If you are considering stats on the sums of dice instead of combinations, you can update the dropLowest fonction :
def dropLowest(l: Seq[Int]) = l.sum - l.min
Context
object Fibonacci {
final val Threshold = 30
def fibonacci(n: Int)(implicit implementation: Fibonacci): Int = implementation match {
case f: functional.type if n > Threshold => fibonacci(n)(imperativeWithLoop)
case f: imperativeWithRecursion.type => f(n)
case f: imperativeWithLoop.type => f(n)
case f: functional.type => f(n)
}
sealed abstract class Fibonacci extends (Int => Int)
object functional extends Fibonacci {
def apply(n: Int): Int =
if (n <= 1) n else apply(n - 1) + apply(n - 2)
}
object imperativeWithRecursion extends Fibonacci {
def apply(n: Int) = {
#scala.annotation.tailrec
def recursion(i: Int, f1: Int, f2: Int): Int =
if (i == n) f2 else recursion(i + 1, f2, f1 + f2)
if (n <= 1) n else recursion(1, 0, 1)
}
}
implicit object imperativeWithLoop extends Fibonacci {
def apply(n: Int) = {
def loop = {
var res = 0
var f1 = 0
var f2 = 1
for (i <- 2 to n) {
res = f1 + f2
f1 = f2
f2 = res
}
res
}
if (n <= 1) n else loop
}
}
}
Example
object Main extends App { // or REPL
import Fibonacci._
println(fibonacci(6)(imperativeWithRecursion)) // 8
println(fibonacci(6)(imperativeWithLoop)) // 8
println(fibonacci(6)(functional)) // 8
println(fibonacci(6)) // 8
println(fibonacci(40)(functional)) // 102334155
}
Explanation
I was playing with Scala and ended up with this code.

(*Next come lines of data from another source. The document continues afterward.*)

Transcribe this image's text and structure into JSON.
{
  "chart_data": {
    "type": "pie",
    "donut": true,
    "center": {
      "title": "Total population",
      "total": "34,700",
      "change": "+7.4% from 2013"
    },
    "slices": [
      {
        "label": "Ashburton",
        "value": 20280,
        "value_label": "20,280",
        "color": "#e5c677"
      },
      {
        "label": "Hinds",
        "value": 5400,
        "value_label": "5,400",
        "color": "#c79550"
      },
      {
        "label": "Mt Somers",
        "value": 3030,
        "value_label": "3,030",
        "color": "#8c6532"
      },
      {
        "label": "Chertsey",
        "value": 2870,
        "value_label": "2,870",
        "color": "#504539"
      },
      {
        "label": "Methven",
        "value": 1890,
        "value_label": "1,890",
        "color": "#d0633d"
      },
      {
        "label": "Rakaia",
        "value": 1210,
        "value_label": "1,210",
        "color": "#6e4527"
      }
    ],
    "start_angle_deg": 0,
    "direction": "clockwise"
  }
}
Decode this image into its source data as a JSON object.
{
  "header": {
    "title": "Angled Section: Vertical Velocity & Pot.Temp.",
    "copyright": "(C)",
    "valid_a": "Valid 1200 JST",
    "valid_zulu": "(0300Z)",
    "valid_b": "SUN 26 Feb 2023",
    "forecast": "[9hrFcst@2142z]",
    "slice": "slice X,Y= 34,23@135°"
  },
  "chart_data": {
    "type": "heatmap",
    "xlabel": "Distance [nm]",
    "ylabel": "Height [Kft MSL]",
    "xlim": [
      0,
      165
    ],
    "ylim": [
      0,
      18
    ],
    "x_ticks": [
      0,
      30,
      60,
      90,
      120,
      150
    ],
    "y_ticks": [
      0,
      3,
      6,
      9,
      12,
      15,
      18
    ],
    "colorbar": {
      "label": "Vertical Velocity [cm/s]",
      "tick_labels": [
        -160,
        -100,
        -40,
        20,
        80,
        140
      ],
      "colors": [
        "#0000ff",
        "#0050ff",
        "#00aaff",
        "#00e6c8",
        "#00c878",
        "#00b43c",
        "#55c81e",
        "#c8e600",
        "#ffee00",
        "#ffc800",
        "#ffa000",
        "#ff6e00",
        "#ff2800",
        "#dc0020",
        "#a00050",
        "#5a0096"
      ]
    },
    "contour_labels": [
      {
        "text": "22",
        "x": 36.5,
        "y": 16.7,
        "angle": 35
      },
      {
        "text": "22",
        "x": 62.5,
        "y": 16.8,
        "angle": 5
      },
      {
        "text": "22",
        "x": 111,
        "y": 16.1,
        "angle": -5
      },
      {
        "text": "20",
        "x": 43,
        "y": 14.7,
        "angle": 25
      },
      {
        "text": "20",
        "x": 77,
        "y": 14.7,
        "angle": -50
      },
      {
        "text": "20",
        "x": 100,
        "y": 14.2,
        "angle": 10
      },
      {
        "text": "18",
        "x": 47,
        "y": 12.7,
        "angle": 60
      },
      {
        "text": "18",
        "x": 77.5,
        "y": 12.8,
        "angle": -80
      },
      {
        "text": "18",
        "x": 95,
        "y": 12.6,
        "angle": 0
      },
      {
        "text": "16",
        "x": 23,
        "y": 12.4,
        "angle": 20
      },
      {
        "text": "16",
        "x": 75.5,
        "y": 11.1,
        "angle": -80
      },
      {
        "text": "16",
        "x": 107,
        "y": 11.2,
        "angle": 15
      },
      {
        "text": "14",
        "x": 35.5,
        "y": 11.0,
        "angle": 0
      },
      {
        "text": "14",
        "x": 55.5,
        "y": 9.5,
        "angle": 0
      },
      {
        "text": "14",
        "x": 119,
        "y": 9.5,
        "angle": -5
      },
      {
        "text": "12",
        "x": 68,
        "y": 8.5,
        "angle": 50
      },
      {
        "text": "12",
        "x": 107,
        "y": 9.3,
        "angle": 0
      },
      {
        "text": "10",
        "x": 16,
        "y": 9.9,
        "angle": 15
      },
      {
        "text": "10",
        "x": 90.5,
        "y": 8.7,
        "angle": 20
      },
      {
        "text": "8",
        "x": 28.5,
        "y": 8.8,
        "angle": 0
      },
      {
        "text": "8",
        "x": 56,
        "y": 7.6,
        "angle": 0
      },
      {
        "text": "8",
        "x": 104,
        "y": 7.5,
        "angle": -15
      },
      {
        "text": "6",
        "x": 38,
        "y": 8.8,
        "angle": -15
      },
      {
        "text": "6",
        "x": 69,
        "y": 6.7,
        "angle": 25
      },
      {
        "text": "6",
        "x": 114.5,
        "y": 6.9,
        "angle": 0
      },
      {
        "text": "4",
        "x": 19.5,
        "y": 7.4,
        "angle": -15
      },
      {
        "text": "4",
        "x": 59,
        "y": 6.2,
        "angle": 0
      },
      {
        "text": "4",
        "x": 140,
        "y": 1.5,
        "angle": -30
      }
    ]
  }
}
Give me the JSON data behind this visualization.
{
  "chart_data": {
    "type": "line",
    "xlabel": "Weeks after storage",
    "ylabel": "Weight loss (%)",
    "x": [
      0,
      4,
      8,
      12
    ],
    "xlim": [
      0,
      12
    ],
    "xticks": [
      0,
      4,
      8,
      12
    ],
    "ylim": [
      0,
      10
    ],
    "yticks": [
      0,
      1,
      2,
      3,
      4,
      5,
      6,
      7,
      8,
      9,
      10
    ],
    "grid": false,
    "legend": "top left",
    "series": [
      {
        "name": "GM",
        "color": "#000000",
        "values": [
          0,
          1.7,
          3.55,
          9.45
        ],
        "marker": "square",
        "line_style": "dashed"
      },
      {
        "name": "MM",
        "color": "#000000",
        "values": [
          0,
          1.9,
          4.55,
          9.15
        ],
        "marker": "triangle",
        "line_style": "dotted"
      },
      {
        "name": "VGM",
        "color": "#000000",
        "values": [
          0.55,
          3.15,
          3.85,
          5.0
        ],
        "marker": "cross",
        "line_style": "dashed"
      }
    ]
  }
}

It compiles and runs, but...
Questions:
1) Is there any difference (readbility, performance, known bugs, anything) between
case f: functional.type => f(n)
and
case `functional` => functional(n)
This is supposed to be more of a discussion, so I'm not only interested in facts. Any opinion is welcomed.
2) Look at the first line of the fibonacci method. Here it is:
case f: functional.type if n > Threshold => fibonacci(n)(imperativeWithLoop)
If I leave the 2nd parameter list (imperativeWithLoop) out, the code compiles but enters an infinite loop when I run it. Does anyone know why? The default implementation imperativeWithLoop is known to the compiler (no errors are produced). So why doesn't it get implicitly invoked? (I assume it doesn't)
Regarding the first question, there are small differences, but none that matter here. But it would be better if you uppercased the objects, in which case you could write this:
case Functional => Functional(n)
Regarding the second question, if you leave out imperativeWithLoop, it will select the implicit Fibonacci closest in scope -- implementation (which has already be found to be equal to funcional). So it will call itself with the exact same parameters as it had called before, and, therefore, enter an infinite loop.